Can Chickens Eat Parakeet Food? – What To Be Aware Of

Chickens aren’t picky when it comes to food, but they also have their favorites which they seem to go into a frenzy over. But just because they love eating something doesn’t always mean it’s good for them.

If you’ve got parakeets and are short on chicken feed, you may be wondering: can chickens eat parakeet food? 

Although chickens can eat parakeet food and there are some nutritional benefits, there are also things to be wary of. Here we go through everything you need to know when feeding your chickens parakeet food.

Can‌ ‌Chickens‌ ‌Eat‌ ‌Parakeet Food?  

Not only can chickens eat parakeet food, but they go crazy for it too. Parakeet foods typically contain a mixture of grains and seeds. The grains, such as barley and wheat, provide a good source of carbohydrates. The seeds, usually sunflower seeds, millet seeds, and flax seeds are healthy for chickens. 

But although the parakeet food does contain so much good nutritious food, it shouldn’t be used as a substitute for normal chicken layer pellets or seed mixes. This is because each specific bird feed is designed to cater to that specific animal.

For example, Birdseed mixes such as parakeet food are designed to meet the nutritional needs of birds much smaller than chickens. They’re usually high in fat and might be too low in vitamins to be considered healthy for chickens in large amounts. For this reason, they should be presented as a supplement or as a treat rather than a replacement.  

Mix it with their regular food to introduce a bit of natural enrichment, scatter some in the yard for foraging, or add some into your next table scrap mix for your chickens!

‌Nutritional‌ ‌Benefit‌ ‌of‌ ‌Parakeet Food ‌for‌ ‌Chickens‌

Parakeet Feeding

As a treat, parakeet food and other bird mixes, including bird seed and wild bird seed, can be quite healthy for chickens, as it contains high amounts of some nutrients the chickens don’t receive as often. 

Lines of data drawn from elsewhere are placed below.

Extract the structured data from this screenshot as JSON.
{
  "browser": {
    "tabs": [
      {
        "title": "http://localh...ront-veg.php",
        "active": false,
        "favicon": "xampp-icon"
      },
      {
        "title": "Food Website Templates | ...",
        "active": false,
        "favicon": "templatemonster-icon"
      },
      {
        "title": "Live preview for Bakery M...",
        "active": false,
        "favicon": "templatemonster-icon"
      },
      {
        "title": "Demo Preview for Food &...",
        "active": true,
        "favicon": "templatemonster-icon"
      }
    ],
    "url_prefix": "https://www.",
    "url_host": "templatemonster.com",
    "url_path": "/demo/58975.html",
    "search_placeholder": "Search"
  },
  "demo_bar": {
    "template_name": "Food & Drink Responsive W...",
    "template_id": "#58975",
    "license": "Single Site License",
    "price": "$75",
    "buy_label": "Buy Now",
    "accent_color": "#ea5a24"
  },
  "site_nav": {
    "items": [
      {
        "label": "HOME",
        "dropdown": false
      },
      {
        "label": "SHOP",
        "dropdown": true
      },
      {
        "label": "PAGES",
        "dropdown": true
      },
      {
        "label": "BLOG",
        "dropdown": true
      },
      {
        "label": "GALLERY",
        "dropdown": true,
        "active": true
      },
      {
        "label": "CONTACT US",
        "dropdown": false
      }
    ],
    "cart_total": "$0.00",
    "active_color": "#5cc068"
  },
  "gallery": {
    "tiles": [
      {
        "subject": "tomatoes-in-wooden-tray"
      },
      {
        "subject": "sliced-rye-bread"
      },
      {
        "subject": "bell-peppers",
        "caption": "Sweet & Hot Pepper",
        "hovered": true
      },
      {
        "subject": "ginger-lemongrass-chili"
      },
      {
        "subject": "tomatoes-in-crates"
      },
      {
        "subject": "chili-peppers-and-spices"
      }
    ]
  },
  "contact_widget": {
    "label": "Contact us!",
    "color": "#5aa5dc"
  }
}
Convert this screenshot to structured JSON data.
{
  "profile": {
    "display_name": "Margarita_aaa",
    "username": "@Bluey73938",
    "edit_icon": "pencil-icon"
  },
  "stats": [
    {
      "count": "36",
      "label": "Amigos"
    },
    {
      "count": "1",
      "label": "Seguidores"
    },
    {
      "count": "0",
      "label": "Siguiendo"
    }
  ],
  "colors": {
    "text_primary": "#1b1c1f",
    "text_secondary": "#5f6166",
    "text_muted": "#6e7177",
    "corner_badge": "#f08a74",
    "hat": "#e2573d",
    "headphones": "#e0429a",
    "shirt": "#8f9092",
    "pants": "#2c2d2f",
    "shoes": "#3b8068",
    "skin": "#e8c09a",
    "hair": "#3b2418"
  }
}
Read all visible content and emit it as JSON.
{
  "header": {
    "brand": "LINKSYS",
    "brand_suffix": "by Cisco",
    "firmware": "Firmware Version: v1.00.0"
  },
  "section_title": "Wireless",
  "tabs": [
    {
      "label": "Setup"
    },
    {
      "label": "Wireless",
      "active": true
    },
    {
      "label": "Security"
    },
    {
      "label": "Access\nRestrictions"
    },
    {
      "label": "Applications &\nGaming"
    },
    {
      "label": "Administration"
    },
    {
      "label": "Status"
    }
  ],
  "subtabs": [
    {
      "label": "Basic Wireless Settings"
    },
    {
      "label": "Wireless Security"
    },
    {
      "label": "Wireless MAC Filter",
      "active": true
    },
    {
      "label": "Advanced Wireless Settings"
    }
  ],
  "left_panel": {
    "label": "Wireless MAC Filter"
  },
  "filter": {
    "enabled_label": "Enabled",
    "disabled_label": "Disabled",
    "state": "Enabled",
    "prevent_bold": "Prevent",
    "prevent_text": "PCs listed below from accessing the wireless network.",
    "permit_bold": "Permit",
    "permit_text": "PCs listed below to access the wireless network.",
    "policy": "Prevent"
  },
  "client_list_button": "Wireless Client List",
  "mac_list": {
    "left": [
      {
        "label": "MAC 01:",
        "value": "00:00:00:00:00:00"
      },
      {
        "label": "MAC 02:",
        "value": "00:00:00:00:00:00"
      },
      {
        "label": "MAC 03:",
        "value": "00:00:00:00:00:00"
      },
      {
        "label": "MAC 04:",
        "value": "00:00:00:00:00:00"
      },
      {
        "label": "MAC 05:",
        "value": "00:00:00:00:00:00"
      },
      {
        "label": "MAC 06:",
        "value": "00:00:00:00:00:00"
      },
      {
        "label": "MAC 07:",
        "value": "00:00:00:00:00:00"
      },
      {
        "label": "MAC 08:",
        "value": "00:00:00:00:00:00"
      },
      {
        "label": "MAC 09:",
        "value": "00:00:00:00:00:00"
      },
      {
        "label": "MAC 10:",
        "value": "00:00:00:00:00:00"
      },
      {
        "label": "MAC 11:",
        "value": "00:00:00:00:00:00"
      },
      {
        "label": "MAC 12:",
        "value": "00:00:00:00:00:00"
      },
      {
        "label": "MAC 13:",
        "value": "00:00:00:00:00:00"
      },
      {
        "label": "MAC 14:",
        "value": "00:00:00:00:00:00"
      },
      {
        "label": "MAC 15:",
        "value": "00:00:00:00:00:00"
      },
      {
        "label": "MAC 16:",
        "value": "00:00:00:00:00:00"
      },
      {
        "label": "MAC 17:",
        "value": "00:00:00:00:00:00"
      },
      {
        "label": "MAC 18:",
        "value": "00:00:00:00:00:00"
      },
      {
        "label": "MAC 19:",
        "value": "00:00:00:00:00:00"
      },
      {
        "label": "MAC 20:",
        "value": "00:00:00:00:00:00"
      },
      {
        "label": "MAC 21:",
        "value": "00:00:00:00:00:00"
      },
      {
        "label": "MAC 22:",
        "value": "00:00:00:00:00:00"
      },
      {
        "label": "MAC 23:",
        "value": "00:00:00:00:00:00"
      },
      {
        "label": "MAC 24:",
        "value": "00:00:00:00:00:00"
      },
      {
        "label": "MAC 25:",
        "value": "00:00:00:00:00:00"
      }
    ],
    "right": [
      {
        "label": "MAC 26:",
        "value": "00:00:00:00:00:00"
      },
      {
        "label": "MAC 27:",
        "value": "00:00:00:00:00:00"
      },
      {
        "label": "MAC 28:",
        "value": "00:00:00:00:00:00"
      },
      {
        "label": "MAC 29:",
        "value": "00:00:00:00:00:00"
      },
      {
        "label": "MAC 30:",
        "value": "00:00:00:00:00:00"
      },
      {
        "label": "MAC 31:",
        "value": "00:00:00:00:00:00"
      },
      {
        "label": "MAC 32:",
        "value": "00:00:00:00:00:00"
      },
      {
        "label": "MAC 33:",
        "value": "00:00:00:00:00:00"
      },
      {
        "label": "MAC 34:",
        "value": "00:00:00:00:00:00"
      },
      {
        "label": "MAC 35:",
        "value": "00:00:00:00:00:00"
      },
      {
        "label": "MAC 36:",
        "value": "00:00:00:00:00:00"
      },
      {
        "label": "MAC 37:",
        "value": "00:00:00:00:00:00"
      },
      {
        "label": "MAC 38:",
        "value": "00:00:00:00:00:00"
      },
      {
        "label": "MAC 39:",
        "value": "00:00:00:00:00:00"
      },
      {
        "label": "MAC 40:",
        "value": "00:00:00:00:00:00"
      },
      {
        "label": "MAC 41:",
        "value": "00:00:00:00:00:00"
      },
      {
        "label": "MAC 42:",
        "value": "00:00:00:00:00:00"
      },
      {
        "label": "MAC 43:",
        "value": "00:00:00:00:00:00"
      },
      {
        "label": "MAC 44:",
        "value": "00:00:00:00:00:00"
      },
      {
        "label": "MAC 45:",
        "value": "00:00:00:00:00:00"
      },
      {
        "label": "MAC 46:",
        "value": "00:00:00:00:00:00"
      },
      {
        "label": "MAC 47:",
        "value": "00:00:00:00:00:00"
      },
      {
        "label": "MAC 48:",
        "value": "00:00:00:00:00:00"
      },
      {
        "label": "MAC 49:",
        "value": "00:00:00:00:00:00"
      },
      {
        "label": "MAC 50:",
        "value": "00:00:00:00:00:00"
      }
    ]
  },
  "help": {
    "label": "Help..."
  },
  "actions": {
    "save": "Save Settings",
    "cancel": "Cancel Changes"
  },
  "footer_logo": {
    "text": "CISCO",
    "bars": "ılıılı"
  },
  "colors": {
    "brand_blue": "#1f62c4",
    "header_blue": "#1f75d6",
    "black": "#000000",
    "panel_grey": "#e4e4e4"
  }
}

Parakeet pellets and treats are typically made of ground corn, ground oat groats, ground wheat, ground millet, and ground barley, all of which are super healthy for chickens. 

Parakeet seed mixes are made with a mix of sunflower seeds, flaxseeds, and millet seeds. Some contain dried fruits and vegetables like kale, sweet potatoes, parsley, alfalfa, and berries. To match dietary requirements, these seeds are often sprinkled with a type of vitamin-fortified powder.

After all, Parakeet food is designed to meet the nutritional needs of birds. They’re packed with vitamins A, E, D3, and B-complex, as well as calcium, protein, and omega-3 fatty acids. Manufacturers also add prebiotics and probiotics to help to support the digestive tract of the bird. 

Since chickens and parakeets are both birds, there’s no harm in feeding your chickens parakeet food. When fed in moderation, your chickens can enjoy a number of health benefits. Nutritionally-packed parakeet food reduces cholesterol levels, improves digestive health, increases egg production, and protects cell damage. 

But again, parakeet feed should only be used as an occasional treat rather than a replacement for their normal diet as it hasn’t been specially picked to match the dietary requirements of chickens. The same goes for any other type of feed, such as all stock feed, game bird feed, or even turkey feed.

For this reason, it’s important to always feed your backyard chicken a normal layer feed or seed mix to constitute 90% of its diet. After all, a healthy chicken is a happy chicken.

Final Thoughts 

Parakeet food is an incredible source of vitamins and minerals. Although it’s designed to meet the nutritional needs of parakeets, chickens can definitely indulge in it from time to time. 

This specialized food is usually made with a mixture of chicken-safe ingredients, including sunflower seeds, flaxseeds, corn, wheat, millet, and many others. You can find most of these ingredients in regular chicken feed too.

Needless to say, parakeet food is made for parakeets. For this reason, it shouldn’t be the main source of food for your chickens. Instead, use it as an occasional treat or a supplement alongside your chickens’ regular food!